Soon the virtuoso had changed tempo, and quickly altered it again, the thumping gradually giving way to what seemed, to my untutored ear, one shower of notes after another, like bands of rain passing through a village. The piece was as mercurial as Liszt himself, as changeable as the great deceiver Mephistopheles. Dancing was impossible, and yet still the couples fought on valiantly. At last, after two minutes or so, the tempo sped up again, slowed briefly, then raced forward, and we were again dancing furiously in circles. Another minute and the pianist had, like a rushing locomotive coming finally to a halt, slowed his hands so much that only two fingers of his left moved back and forth more and more slowly, more and more softly, the final note barely audible. The dancers stood motionless, awkwardly in each other’s arms; I felt more foolish than when we had begun our dance, and Maggie’s consternation began to return, her face to redden once again. The music had, in essence, stopped, and Liszt whirled round on his stool. He was smiling broadly, mischievously, those bright, twin beacons flashing round the assembly.

Ah là là là là là là, je vous ai joué un tour, I am afraid I have played a bit of a trick upon you!

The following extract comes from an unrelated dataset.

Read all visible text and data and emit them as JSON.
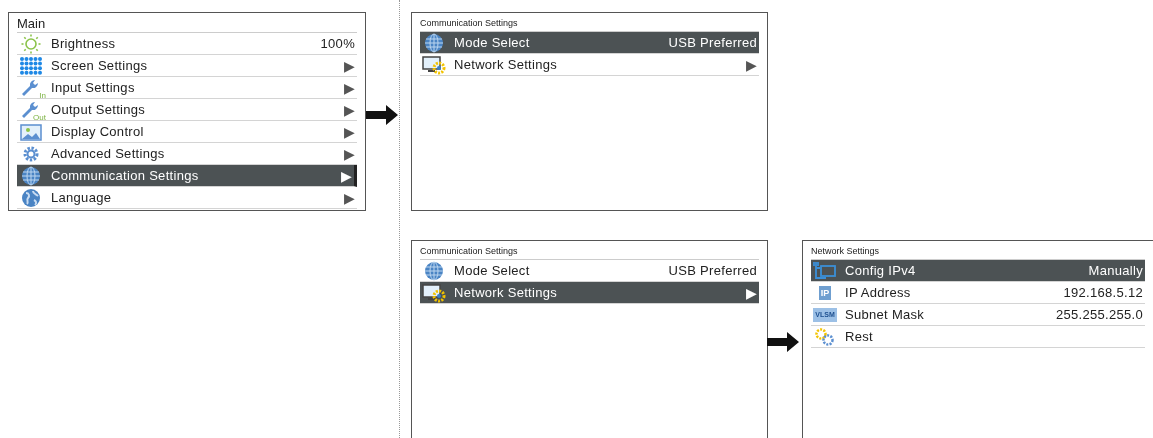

There are waltzes for dancing—smooth, clockwork things that allow you not to think at all, and no matter how much wine you drink you may whirl with your partners in elegant circles with nary a misstep. My naughty trick is this, as you have without a doubt now comprehended: my waltzes are not meant for dancing at all, my friends, they are meant for me to play and for you to listen and, especially, watch and admire, because le piano, c’est moi!

That Liszt truly had such a grand view of himself permitted no doubt, but his self-love was tempered by an amusing dosage of self-knowledge, just sufficient to raise him even further in our esteem and, no doubt, to make him even more fascinating to the ladies, if such a thing were possible.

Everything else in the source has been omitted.